While Mavrodi himself has been jailed in his home country, his enterprise is doing brisk business not only in India but around the globe. It is not very clear if Mavrodi has built a significant second-rung to continue running the show endlessly. If not, people committing their money should be worried. He has even built in systems that enable administrators to put the entire network in sleep mode for months, if not years.

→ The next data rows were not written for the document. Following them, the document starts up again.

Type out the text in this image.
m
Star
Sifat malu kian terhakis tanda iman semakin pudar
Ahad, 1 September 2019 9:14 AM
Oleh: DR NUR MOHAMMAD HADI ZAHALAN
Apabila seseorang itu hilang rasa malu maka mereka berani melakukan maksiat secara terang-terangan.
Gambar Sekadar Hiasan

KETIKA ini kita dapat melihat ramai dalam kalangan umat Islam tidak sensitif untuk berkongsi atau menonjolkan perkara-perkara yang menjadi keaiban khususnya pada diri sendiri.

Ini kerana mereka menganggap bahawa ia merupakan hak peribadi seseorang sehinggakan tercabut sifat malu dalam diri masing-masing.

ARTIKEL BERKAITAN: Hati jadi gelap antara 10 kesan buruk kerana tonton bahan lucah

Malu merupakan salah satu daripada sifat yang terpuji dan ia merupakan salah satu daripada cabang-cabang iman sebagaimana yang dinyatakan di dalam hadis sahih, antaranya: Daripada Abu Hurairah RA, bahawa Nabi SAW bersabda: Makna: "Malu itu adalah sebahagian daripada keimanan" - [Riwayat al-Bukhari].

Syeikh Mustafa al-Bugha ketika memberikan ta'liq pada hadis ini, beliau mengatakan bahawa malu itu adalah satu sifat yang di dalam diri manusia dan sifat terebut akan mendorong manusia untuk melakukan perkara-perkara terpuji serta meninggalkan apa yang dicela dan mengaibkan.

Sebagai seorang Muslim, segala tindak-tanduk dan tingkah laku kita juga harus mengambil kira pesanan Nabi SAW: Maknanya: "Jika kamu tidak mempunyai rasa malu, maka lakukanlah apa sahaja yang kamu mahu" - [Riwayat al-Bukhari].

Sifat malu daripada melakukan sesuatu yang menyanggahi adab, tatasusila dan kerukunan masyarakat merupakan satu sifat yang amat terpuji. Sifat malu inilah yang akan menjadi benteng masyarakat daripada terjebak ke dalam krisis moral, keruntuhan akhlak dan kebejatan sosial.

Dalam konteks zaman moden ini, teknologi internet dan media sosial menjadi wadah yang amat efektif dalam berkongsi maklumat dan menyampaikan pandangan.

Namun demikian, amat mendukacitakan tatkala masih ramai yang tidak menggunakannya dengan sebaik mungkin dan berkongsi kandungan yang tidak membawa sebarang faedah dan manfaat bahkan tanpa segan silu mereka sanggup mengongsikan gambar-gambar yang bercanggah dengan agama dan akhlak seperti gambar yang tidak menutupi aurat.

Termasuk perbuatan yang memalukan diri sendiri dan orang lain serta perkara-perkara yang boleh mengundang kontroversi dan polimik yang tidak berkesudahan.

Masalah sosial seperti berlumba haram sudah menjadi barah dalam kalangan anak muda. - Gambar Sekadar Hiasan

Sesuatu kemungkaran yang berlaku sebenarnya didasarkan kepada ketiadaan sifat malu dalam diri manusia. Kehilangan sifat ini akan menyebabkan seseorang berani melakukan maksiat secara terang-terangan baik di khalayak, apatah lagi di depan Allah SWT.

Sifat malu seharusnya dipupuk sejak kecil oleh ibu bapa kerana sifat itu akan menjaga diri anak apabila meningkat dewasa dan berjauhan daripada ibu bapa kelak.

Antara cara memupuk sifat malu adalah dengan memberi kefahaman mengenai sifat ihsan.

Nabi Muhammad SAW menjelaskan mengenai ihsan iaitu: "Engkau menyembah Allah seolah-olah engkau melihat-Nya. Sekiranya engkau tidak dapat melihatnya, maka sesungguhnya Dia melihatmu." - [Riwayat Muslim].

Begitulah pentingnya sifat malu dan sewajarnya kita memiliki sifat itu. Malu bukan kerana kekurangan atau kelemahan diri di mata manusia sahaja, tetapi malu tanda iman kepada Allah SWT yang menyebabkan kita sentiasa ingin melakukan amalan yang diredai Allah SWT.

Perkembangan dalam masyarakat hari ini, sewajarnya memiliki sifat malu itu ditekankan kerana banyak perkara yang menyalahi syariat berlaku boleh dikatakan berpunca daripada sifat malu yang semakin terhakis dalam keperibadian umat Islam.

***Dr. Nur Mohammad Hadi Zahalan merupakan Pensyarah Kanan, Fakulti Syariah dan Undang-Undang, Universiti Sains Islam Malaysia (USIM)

Last week, Securities and Exchange Board of India Chairman U K Sinha estimated this grey market at a whopping Rs 10,000 crore. I feel he was being conservative. Illegal investment schemes often serve as vehicles to stash ill-gotten money. People who have inside knowledge of the working of such schemes say that a person with say Rs 10 crore can open thousands of accounts in random names such as Ram, Sita, Hanuman, etc, and claim these are homeless, address-less people roaming the streets. If someone manages to see through these and confronts them with the rules, they play the social good-cum-patriot card and even play victim of some imaginary conspiracy, like Mavrodi. "The only rule: there are no rules at all! Even if you follow all the instructions precisely, you can still lose all your money,"that was not me, that was Mavrodi speaking through rules @MMMIndia.in.